Dan Dia yang menghamparkan bumi dan menjadikan gunung-gunung dan sungai-sungai di atasnya. Dan padanya Dia menjadikan semua buah-buahan berpasang-pasangan; Dia menutupkan malam kepada siang. Sungguh, pada yang demikian itu terdapat tanda-tanda (kebesaran Allah) bagi orang-orang yang berpikir. (ar-Ra’d/13: 3)

Dan Firman-Nya:

وَمِنْ كُلِّ شَيْءٍ خَلَقْنَا زَوْجَيْنِ لَعَلَّكُمْ تَذَكَّرُوْنَ  ٤٩

Dan segala sesuatu Kami ciptakan berpasang-pasangan agar kamu mengingat (kebesaran Allah). (az-Dzariyat, 51: 49)

Menurut kajian ilmiah, bukan hanya makhluk hidup yang berpasang-pasangan, namun benda-benda mati juga berpasang-pasangan. Dengan menggunakan ilmu dan peralatan canggih yang ada saat ini, sudah dapat diketahui mengenai adanya pasangan-pasangan dari atom sampai ke awan.

Atom, yang tadinya diduga merupakan wujud yang terkecil dan tidak dapat dibagi, ternyata ia pun berpasangan. Atom terdiri dari elektron dan proton. Proton yang bermuatan listrik positif dikelilingi oleh beberapa partikel elektron yang bermuatan listrik negatif. Muatan listrik di kedua kelompok partikel ini sangat seimbang.

Tumbuh-tumbuhan pun memiliki pasangan-pasangan guna pertumbuhan dan perkembangannya. Sebelumnya, manusia tidak mengetahui bahwa tumbuh-tumbuhan juga memiliki perbedaan kelamin jantan dan betina. Buah adalah produk akhir dari reproduksi tumbuhan tinggi.

Tahap yang mendahului buah adalah bunga, yang memiliki organ jantan dan betina, yaitu benangsari dan putik. Bila tepungsari dihantarkan ke putik, akan menghasilkan buah, yang kemudian tumbuh, hingga akhirnya matang dan melepaskan bijinya. Oleh sebab itu, seluruh buah mencerminkan keberadaan organ-organ jantan dan betina, suatu fakta yang disebut dalam Al-Qur’an.

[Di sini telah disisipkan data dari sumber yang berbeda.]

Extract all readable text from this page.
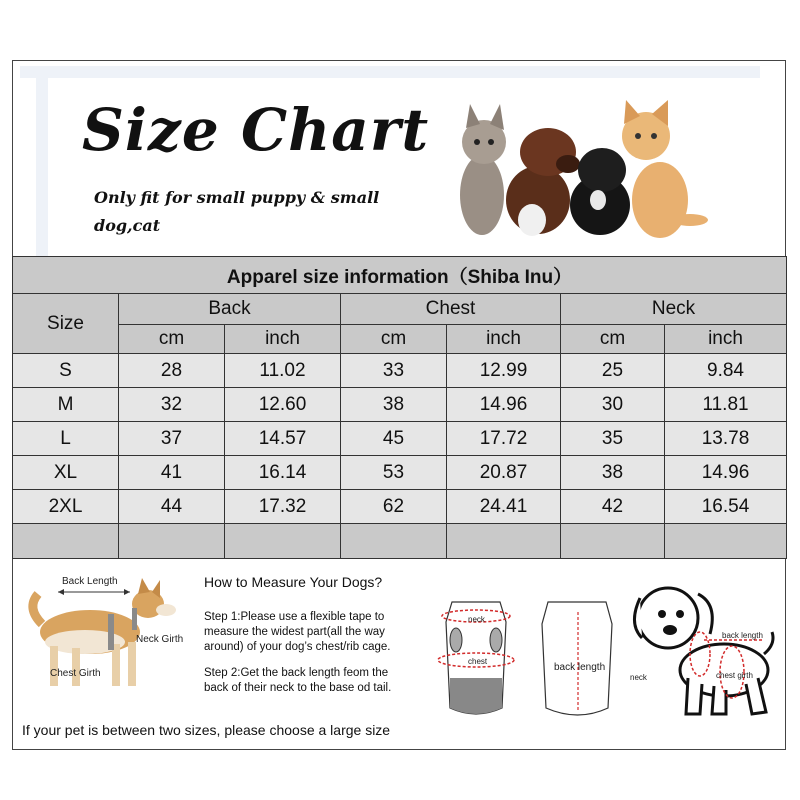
Size Chart
Only fit for small puppy & small dog,cat
Apparel size information（Shiba Inu）						
Size	Back		Chest		Neck	
	cm	inch	cm	inch	cm	inch
S	28	11.02	33	12.99	25	9.84
M	32	12.60	38	14.96	30	11.81
L	37	14.57	45	17.72	35	13.78
XL	41	16.14	53	20.87	38	14.96
2XL	44	17.32	62	24.41	42	16.54

Back Length
Neck Girth
Chest Girth
How to Measure Your Dogs?
Step 1:Please use a flexible tape to measure the widest part(all the way around) of your dog’s chest/rib cage.
Step 2:Get the back length feom the back of their neck to the base od tail.
neck
chest
back length
back length
neck	chest girth
If your pet is between two sizes, please choose a large size
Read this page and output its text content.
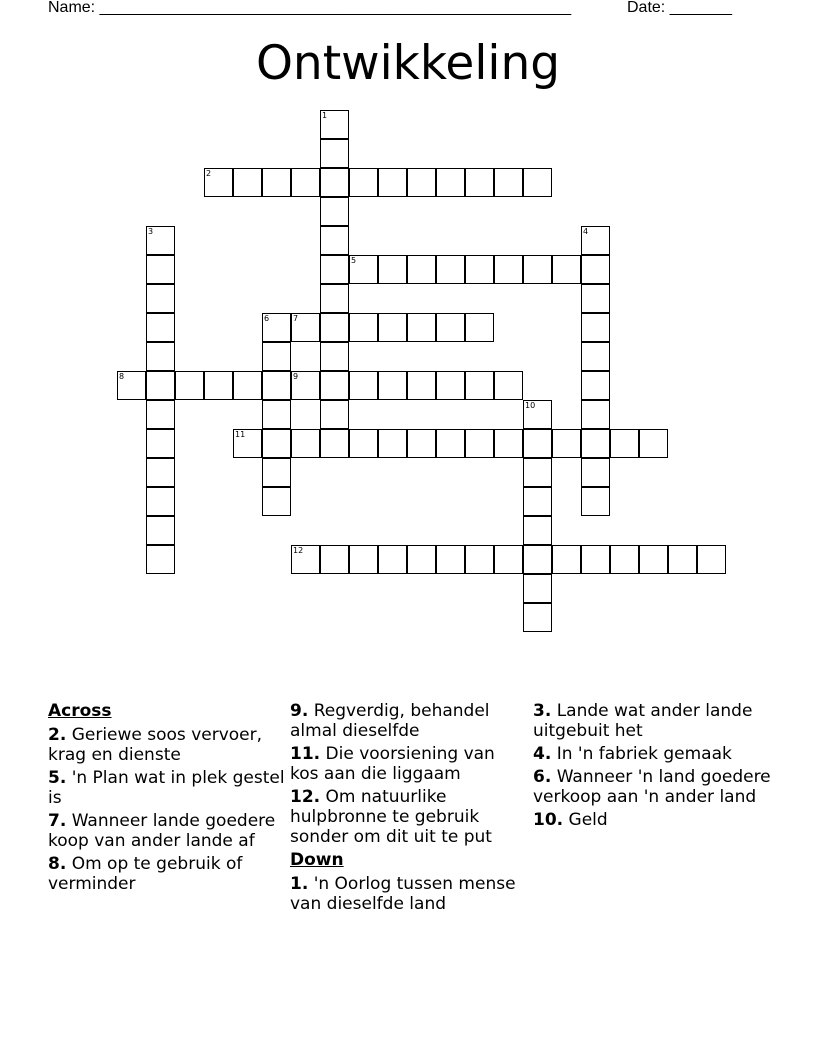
Name: _____________________________________________________	Date: _______
Ontwikkeling
1
2
3	4
5
6	7
8	9
10
11
12
Across
2. Geriewe soos vervoer, krag en dienste
5. 'n Plan wat in plek gestel is
7. Wanneer lande goedere koop van ander lande af
8. Om op te gebruik of verminder
9. Regverdig, behandel almal dieselfde
11. Die voorsiening van kos aan die liggaam
12. Om natuurlike hulpbronne te gebruik sonder om dit uit te put
Down
1. 'n Oorlog tussen mense van dieselfde land
3. Lande wat ander lande uitgebuit het
4. In 'n fabriek gemaak
6. Wanneer 'n land goedere verkoop aan 'n ander land
10. Geld
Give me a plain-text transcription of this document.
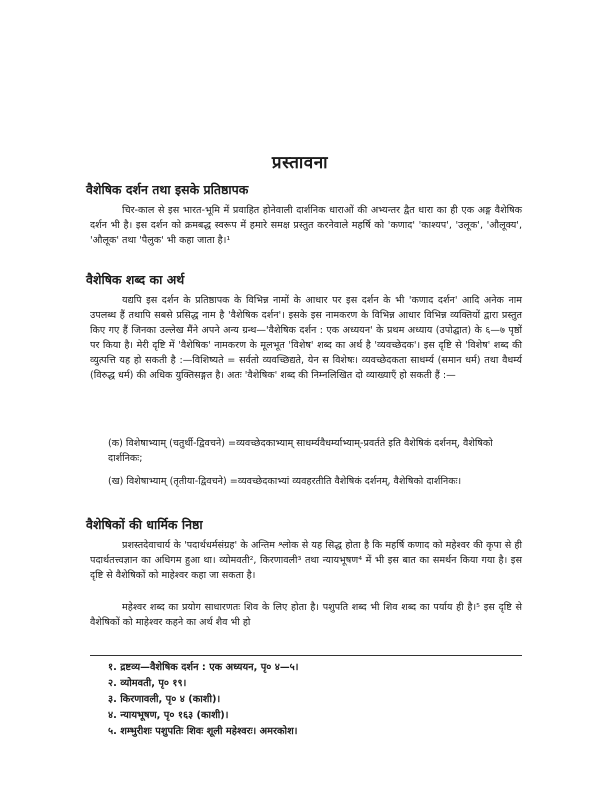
प्रस्तावना
वैशेषिक दर्शन तथा इसके प्रतिष्ठापक
चिर-काल से इस भारत-भूमि में प्रवाहित होनेवाली दार्शनिक धाराओं की अभ्यन्तर द्वैत धारा का ही एक अङ्ग वैशेषिक दर्शन भी है। इस दर्शन को क्रमबद्ध स्वरूप में हमारे समक्ष प्रस्तुत करनेवाले महर्षि को 'कणाद' 'काश्यप', 'उलूक', 'औलूक्य', 'औलूक' तथा 'पैलुक' भी कहा जाता है।¹
वैशेषिक शब्द का अर्थ
यद्यपि इस दर्शन के प्रतिष्ठापक के विभिन्न नामों के आधार पर इस दर्शन के भी 'कणाद दर्शन' आदि अनेक नाम उपलब्ध हैं तथापि सबसे प्रसिद्ध नाम है 'वैशेषिक दर्शन'। इसके इस नामकरण के विभिन्न आधार विभिन्न व्यक्तियों द्वारा प्रस्तुत किए गए हैं जिनका उल्लेख मैंने अपने अन्य ग्रन्थ—'वैशेषिक दर्शन : एक अध्ययन' के प्रथम अध्याय (उपोद्घात) के ६—७ पृष्ठों पर किया है। मेरी दृष्टि में 'वैशेषिक' नामकरण के मूलभूत 'विशेष' शब्द का अर्थ है 'व्यवच्छेदक'। इस दृष्टि से 'विशेष' शब्द की व्युत्पत्ति यह हो सकती है :—विशिष्यते = सर्वतो व्यवच्छिद्यते, येन स विशेषः। व्यवच्छेदकता साधर्म्य (समान धर्म) तथा वैधर्म्य (विरुद्ध धर्म) की अधिक युक्तिसङ्गत है। अतः 'वैशेषिक' शब्द की निम्नलिखित दो व्याख्याएँ हो सकती हैं :—
(क) विशेषाभ्याम् (चतुर्थी-द्विवचने) =व्यवच्छेदकाभ्याम् साधर्म्यवैधर्म्याभ्याम्-प्रवर्तते इति वैशेषिकं दर्शनम्, वैशेषिको दार्शनिकः;
(ख) विशेषाभ्याम् (तृतीया-द्विवचने) =व्यवच्छेदकाभ्यां व्यवहरतीति वैशेषिकं दर्शनम्, वैशेषिको दार्शनिकः।
वैशेषिकों की धार्मिक निष्ठा
प्रशस्तदेवाचार्य के 'पदार्थधर्मसंग्रह' के अन्तिम श्लोक से यह सिद्ध होता है कि महर्षि कणाद को महेश्वर की कृपा से ही पदार्थतत्त्वज्ञान का अधिगम हुआ था। व्योमवती², किरणावली³ तथा न्यायभूषण⁴ में भी इस बात का समर्थन किया गया है। इस दृष्टि से वैशेषिकों को माहेश्वर कहा जा सकता है।
महेश्वर शब्द का प्रयोग साधारणतः शिव के लिए होता है। पशुपति शब्द भी शिव शब्द का पर्याय ही है।⁵ इस दृष्टि से वैशेषिकों को माहेश्वर कहने का अर्थ शैव भी हो
१. द्रष्टव्य—वैशेषिक दर्शन : एक अध्ययन, पृ० ४—५।
२. व्योमवती, पृ० १९।
३. किरणावली, पृ० ४ (काशी)।
४. न्यायभूषण, पृ० १६३ (काशी)।
५. शम्भुरीशः पशुपतिः शिवः शूली महेश्वरः। अमरकोश।
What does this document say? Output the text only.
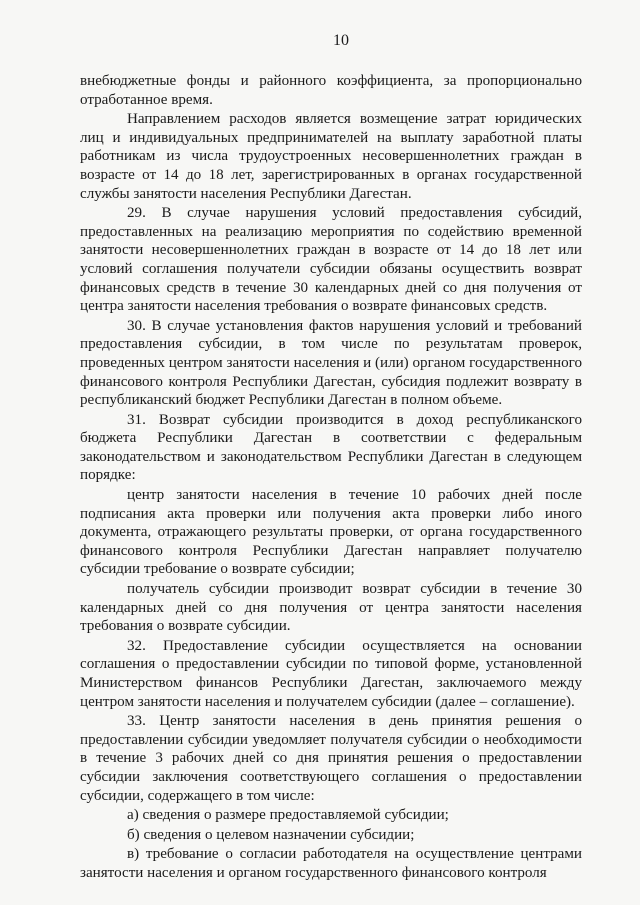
10

внебюджетные фонды и районного коэффициента, за пропорционально отработанное время.

Направлением расходов является возмещение затрат юридических лиц и индивидуальных предпринимателей на выплату заработной платы работникам из числа трудоустроенных несовершеннолетних граждан в возрасте от 14 до 18 лет, зарегистрированных в органах государственной службы занятости населения Республики Дагестан.

29. В случае нарушения условий предоставления субсидий, предоставленных на реализацию мероприятия по содействию временной занятости несовершеннолетних граждан в возрасте от 14 до 18 лет или условий соглашения получатели субсидии обязаны осуществить возврат финансовых средств в течение 30 календарных дней со дня получения от центра занятости населения требования о возврате финансовых средств.

30. В случае установления фактов нарушения условий и требований предоставления субсидии, в том числе по результатам проверок, проведенных центром занятости населения и (или) органом государственного финансового контроля Республики Дагестан, субсидия подлежит возврату в республиканский бюджет Республики Дагестан в полном объеме.

31. Возврат субсидии производится в доход республиканского бюджета Республики Дагестан в соответствии с федеральным законодательством и законодательством Республики Дагестан в следующем порядке:

центр занятости населения в течение 10 рабочих дней после подписания акта проверки или получения акта проверки либо иного документа, отражающего результаты проверки, от органа государственного финансового контроля Республики Дагестан направляет получателю субсидии требование о возврате субсидии;

получатель субсидии производит возврат субсидии в течение 30 календарных дней со дня получения от центра занятости населения требования о возврате субсидии.

32. Предоставление субсидии осуществляется на основании соглашения о предоставлении субсидии по типовой форме, установленной Министерством финансов Республики Дагестан, заключаемого между центром занятости населения и получателем субсидии (далее – соглашение).

33. Центр занятости населения в день принятия решения о предоставлении субсидии уведомляет получателя субсидии о необходимости в течение 3 рабочих дней со дня принятия решения о предоставлении субсидии заключения соответствующего соглашения о предоставлении субсидии, содержащего в том числе:

а) сведения о размере предоставляемой субсидии;

б) сведения о целевом назначении субсидии;

в) требование о согласии работодателя на осуществление центрами занятости населения и органом государственного финансового контроля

Ada tumbuhan yang memiliki benangsari dan putik sehingga menyatu dalam diri pasangannya, dan dalam penyerbukannya ia tidak membutuhkan pejantan dari bunga lain. Namun, ada juga yang hanya memiliki salah satunya saja sehingga untuk berproduksi ia membutuhkan pasangannya dari bunga lain. Hanya Allah yang tidak berpasangan.